State Atty. Gen. Jerry Brown has come out against a recent appellate court judgment overturning a law that bars violent felons from possessing body armor. His office will petition the state Supreme Court next month to review the decision, his office said Tuesday.
"Every day, California's law enforcement officers put their lives on the line to protect our communities," Brown said in a prepared statement. "Allowing violent felons to possess military-grade body armor puts their lives further at risk and jeopardizes public safety."
The petition to the state Supreme Court will be filed by mid-January, according to Brown's staff.
The court is not obligated to review the decision, but law enforcement groups nonetheless hailed Brown's announcement.
"We're extremely happy that he decided to appeal that decision," said Paul Weber, president of the Los Angeles Police Protective League, the union for LAPD officers. "We're talking about serious, hard-core criminals. They're violent offenders, and they want to have a tactical advantage over the police."
The decade-old ban was enacted after the 1997 North Hollywood shootout, a confrontation between Los Angeles police and two heavily armed and armored bank robbers that received wide media coverage. The state Legislature passed the law in 1998 as a measure to protect police.

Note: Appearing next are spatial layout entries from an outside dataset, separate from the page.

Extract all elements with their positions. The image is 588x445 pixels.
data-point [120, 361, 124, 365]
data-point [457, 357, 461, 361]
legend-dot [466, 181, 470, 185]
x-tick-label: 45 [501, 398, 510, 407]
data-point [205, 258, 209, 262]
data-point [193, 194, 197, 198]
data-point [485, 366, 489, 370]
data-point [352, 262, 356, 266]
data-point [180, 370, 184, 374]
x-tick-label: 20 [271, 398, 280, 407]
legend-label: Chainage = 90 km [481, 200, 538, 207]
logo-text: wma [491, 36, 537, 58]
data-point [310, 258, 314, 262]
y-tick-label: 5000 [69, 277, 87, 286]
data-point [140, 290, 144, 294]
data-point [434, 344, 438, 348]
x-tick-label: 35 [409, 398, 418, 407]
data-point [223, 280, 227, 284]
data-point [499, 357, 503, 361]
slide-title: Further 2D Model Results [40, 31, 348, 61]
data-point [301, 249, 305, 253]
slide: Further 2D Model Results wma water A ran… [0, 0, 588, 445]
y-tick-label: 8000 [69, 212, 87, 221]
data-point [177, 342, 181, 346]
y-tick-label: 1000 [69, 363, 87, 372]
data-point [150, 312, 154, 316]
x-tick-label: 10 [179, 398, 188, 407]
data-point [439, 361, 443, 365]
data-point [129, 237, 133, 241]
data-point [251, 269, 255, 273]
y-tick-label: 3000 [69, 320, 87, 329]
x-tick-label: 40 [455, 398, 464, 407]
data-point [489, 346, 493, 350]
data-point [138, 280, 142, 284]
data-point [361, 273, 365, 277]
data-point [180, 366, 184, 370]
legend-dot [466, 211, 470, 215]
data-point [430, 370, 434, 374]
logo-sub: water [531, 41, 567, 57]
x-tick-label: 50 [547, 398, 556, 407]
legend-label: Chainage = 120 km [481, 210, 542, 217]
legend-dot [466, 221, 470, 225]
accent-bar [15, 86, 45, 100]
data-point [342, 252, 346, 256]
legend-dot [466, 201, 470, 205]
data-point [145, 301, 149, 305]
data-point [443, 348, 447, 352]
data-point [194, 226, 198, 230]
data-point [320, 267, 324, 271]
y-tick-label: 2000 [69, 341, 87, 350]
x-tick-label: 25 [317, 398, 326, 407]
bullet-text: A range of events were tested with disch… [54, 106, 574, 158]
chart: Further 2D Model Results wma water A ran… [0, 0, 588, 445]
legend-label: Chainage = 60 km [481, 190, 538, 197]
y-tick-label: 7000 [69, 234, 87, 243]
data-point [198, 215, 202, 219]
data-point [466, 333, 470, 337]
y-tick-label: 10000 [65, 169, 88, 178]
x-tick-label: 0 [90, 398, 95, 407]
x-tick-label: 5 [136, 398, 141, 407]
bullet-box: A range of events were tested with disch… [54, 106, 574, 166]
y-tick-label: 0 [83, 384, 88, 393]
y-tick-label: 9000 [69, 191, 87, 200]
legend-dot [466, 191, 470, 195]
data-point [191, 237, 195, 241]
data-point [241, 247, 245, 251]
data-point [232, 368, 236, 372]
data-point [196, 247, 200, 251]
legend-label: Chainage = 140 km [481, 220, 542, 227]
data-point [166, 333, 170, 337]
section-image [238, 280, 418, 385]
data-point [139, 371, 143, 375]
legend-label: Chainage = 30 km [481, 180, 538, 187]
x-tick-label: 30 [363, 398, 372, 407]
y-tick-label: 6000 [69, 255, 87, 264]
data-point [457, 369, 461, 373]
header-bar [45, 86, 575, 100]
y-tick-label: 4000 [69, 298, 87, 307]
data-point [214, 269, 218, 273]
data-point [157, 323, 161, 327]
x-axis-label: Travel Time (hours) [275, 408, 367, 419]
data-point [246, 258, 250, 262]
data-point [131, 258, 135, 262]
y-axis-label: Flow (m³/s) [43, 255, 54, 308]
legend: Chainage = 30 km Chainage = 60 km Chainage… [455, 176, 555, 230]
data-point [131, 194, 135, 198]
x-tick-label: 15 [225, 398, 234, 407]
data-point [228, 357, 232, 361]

But the 2nd District Court of Appeal in Los Angeles overturned the state law earlier this month, saying it was unconstitutional because the definition of body armor was too vague.
The challenge to the body armor ban came after the Los Angeles Police Department's 2007 arrest of Ethan Saleem, a parolee who had been convicted of voluntary manslaughter.
Saleem was arrested when police noticed that he was wearing a 10-pound, bulletproof vest beneath his shirt, according to court records.
"Certainly, Saleem wasn't wearing body armor because he was going to a job interview or going on a date," the union said in a statement released soon after the appellate court decision.
The attorney defending Saleem argued that the law failed to clearly define what constituted body armor. The Legislature deferred to a complicated set of guidelines designed for police departments, the lawyer argued, and only a munitions expert would be able to decipher them.
Police said the notion that violent felons would be unsure if they were wearing body armor was laughable.
"We're hoping the California Supreme Court will decide to overturn it," said Weber, whose organization represents nearly 10,000 officers.